During the trial, the defence conceded Bertrand’s views on minorities might have been “problematic” and even “deplorable,” but Russon argued his young client was “an idiot, not a terrorist.”

But Xenia Proestos, one of the federal prosecutors in the case, told reporters after the judge’s “reasoned, thorough decision” that Bertrand’s crime was “not just holding deplorable views, but taking action.”

Fresh from the guilty verdict, Russon wouldn’t say whether an appeal is already being contemplated.

Justice Carroccia’s ruling, he told reporters outside the downtown courthouse, is “an interpretation of the law. It’s a novel area of the law.”

Bottom line, however: “Hate has no place in society. I do believe that’s how he (Bertrand) feels now. I believe he has changed his views,” said Russon.

Bertrand remains out of custody pending preparation of a pre-sentence report ordered by the judge and his sentencing hearing on Oct. 6.

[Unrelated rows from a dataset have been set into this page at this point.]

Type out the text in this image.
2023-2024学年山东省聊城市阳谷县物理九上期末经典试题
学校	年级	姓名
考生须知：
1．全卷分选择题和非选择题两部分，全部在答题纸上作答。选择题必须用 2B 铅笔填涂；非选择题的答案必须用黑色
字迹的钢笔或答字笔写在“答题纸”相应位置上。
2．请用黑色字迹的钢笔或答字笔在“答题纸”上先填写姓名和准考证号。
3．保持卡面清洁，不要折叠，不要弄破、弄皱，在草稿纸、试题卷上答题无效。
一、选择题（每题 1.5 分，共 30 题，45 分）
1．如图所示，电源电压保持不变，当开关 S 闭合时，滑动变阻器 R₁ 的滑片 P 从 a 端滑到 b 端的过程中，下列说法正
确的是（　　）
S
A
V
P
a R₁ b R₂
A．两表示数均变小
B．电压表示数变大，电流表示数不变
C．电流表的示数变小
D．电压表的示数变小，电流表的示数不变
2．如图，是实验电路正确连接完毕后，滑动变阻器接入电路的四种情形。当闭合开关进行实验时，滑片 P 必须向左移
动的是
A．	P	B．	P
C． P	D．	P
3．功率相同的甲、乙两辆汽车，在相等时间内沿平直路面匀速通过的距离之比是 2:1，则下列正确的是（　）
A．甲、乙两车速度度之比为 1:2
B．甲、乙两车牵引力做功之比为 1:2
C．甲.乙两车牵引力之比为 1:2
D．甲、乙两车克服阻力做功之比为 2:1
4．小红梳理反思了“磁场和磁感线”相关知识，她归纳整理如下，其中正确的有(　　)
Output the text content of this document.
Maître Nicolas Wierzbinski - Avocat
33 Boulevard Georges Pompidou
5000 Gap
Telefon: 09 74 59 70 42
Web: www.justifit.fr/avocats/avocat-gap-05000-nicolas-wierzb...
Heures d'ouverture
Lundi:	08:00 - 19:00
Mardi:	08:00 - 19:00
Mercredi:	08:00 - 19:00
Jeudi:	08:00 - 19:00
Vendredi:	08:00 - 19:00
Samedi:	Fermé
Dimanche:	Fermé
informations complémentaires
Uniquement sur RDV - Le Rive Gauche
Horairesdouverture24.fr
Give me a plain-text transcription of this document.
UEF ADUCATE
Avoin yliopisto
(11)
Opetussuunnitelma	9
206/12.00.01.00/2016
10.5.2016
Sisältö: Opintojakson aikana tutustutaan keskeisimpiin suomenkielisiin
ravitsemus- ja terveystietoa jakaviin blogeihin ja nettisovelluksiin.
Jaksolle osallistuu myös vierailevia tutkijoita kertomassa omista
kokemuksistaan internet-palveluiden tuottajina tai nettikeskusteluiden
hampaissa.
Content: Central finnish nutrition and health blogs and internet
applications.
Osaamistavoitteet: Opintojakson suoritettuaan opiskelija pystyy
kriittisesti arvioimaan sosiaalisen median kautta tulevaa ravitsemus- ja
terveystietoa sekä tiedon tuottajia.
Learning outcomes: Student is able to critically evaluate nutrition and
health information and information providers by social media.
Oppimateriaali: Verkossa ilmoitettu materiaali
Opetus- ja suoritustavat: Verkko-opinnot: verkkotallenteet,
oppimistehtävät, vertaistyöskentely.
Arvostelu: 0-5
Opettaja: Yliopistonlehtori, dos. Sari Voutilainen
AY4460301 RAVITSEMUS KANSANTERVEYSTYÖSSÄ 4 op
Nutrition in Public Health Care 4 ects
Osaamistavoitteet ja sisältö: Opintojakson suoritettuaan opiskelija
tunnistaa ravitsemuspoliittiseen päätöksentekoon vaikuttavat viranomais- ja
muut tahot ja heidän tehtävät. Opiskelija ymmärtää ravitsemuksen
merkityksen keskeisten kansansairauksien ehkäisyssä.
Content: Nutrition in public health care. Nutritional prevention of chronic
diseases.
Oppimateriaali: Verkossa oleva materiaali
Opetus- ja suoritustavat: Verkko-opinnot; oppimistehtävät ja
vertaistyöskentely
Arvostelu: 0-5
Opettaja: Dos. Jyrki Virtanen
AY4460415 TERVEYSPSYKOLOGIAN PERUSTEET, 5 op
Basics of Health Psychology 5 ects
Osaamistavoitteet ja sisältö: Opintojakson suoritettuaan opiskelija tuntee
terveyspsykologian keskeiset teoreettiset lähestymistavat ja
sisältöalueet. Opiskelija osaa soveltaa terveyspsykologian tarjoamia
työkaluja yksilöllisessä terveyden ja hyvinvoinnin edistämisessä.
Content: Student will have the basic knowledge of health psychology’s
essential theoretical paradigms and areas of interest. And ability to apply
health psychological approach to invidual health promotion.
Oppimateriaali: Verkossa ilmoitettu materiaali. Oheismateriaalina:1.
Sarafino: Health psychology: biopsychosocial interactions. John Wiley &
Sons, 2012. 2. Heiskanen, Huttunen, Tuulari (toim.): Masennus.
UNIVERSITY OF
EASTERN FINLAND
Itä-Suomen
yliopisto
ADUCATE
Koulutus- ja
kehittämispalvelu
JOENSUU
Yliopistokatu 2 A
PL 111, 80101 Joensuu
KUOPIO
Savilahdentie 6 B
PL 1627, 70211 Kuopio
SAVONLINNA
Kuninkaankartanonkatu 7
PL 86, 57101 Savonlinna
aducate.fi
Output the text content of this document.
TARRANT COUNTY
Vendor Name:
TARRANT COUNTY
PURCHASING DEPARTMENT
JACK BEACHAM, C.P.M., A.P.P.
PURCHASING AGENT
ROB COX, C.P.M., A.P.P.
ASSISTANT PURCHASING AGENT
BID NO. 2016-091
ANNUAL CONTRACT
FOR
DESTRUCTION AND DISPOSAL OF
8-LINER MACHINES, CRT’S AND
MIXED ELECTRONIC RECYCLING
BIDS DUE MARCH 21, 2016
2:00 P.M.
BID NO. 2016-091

Russon said Bertrand has completed his house arrest and probation sentence connected to his earlier conviction in 2022 on three counts of mischief and a charge each for inciting hatred and breaching a court order.

It was his arrest by Windsor police following attacks on a gay couple’s property and the W.E. Trans Support office on Tecumseh Road East that triggered the federal terrorism investigation.

Bertrand’s lengthy terrorism trial heard testimony from an expert on far-right extremist groups and from two undercover RCMP officers whose identities remain protected under a court-imposed publication ban.

Much of the trial that began last fall was taken up by voir dires — trials within trials to argue evidence admissibility — including whether to accept prosecution evidence gathered covertly during a ‘Mr. Big’ sting, in which an undercover operative poses as a fictitious big-shot criminal organization boss and that is designed to get an unsuspecting target to confess.

Bertrand didn’t know he was being secretly recorded, and Justice Carroccia in her decision pointed out how what Bertrand told an arresting officer was at odds with what he had earlier told the Mr. Big actors in secretly recorded conversations.

Related

In early September, a month before Bertrand’s sentencing hearing, a Superior Court judge in Ottawa is scheduled to announce the punishment for Patrick Gordon MacDonald, a terror propagandist known by the alias Dark Foreigner. He was found guilty in April of criminally inciting hate against Jews, and helping create racist and hate-fuelled terror recruitment videos.

MacDonald, only 20 when he began creating the videos in 2018, was convicted on three counts, including ‘facilitating terrorist activity” for supporting Atomwaffen Division and a neo-Nazi leader. The Crown is seeking a 14-year prison sentence for MacDonald, while the defence called for a six- to eight-year term.